Although all these recordings are taken from the same intimate performance, I’m not certain of the original running order. But I’m going to create a Jay Marshall one-man show of sorts for you. I encourage you to turn off the phone for a little while, expand the browser to the maxim, turn up the sound, and try to take a seat in this room, where this great veteran artists is performing, unknowingly recording some of his repertoire for the ages, performing just for you routines that took him around the world, and brought him repeat bookings and standing ovations at the likes of the London Palladium. Step in, sit down … and enjoy.  

Jay loved words. He was a bibliophile, a wordsmith, a jokesmith, and it’s all part and parcel of that love of, and facility with, words. Two of his signature routines were novelty items that depended on folding paper into a variety of shapes and accompanying the folds with clever commentary. The combination produced a winning result that didn’t deliver amazement or huge laughs, but rather relied on a satisfying impression of cleverness and charm. Here is one of those routines; the other can also be found on YouTube, Jay’s version of “Troublewit.”  


When I wrote about the Linking Rings in Take Two #23, I was tempted to include this version, but figured I would save it. The sleight of hand is effortless and makes it look like he’s doing nothing, but there are countless hands in which this would look far less seamless and mystifying. More importantly, however, is Jay’s ongoing, typically wry accompanying commentary.

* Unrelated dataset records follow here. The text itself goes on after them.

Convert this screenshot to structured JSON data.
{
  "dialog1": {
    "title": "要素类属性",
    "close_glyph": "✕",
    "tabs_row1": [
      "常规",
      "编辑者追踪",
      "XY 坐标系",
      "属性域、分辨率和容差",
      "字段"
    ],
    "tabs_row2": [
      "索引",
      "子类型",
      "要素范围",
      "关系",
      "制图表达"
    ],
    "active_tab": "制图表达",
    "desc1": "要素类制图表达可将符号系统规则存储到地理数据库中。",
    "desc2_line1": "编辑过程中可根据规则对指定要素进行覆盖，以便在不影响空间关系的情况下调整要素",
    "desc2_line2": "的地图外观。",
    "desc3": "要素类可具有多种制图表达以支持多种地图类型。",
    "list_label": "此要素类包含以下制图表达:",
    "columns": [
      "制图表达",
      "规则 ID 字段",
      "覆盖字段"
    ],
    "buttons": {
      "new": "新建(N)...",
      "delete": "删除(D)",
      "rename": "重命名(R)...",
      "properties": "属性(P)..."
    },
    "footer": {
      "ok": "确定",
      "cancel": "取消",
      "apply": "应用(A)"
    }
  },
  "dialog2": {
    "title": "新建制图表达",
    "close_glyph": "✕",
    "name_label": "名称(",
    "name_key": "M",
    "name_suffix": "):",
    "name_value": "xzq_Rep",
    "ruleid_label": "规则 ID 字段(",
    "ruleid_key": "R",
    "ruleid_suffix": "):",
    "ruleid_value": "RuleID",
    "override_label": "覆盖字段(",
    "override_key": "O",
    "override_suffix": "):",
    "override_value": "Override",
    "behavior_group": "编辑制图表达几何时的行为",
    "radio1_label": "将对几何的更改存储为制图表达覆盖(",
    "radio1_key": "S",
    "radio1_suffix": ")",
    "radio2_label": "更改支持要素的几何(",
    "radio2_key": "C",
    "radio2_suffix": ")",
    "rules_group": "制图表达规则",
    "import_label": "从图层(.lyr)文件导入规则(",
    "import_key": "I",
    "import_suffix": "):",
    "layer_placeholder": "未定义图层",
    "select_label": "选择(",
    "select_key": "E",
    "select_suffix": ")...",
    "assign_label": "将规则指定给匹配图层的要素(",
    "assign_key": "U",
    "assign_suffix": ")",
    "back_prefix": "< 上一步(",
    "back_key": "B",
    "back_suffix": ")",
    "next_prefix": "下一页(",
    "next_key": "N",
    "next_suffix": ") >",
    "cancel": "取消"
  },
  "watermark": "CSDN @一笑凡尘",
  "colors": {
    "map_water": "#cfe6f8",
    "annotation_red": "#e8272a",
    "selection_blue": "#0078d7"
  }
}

The Thumb Tie is a classic piece, and Jay’s original version remains a contemporary standard, that can be seen nightly in the hands of the great contemporary comic magician, Mac King, who stars in his own Las Vegas show at Harrah’s Casino & Hotel. 


In my Take Two about Cardini, I discussed Cardini’s wonderful routine with the handkerchief that unties itself. I’ve always loved this trick, and it was a part of Jay Marshall’s core repertoire for a lifetime. I always love the moment when he says “C’mon!” 


While all these routines are considered signature routines in Jay’s repertoire, his most famous trademark was not a piece of magic, but rather, of ventriloquism. When the military discovered Jay’s performing talents and put him on tour for the troops, he was unable to bring his hefty ventriloquism dummy with him, and necessity became the mother of invention and eventually genius in the creation of his wise-cracking sidekick, Lefty. This is the character that brought Jay back to the Ed Sullivan Show so many times, and invariably brought the house down in live performance—I could not begin to tell you how many standing ovations I saw Jay and Lefty accept together. It really is unfortunate that this is the only version I have to show you, absent musical accompaniment (later in his life, often provided by my friend and colleague, the magician and musician Michael Close), which was in fact a key textural and production element in the routine. But nevertheless, I hope you can get some small sense here of the fabulous interaction between Jay Marshall and Lefty, a duo that traveled the world’s stages, and won over countless audiences throughout Jay’s lifetime. And by the way, Lefty, may he rest in peace, currently resides in The Smithsonian.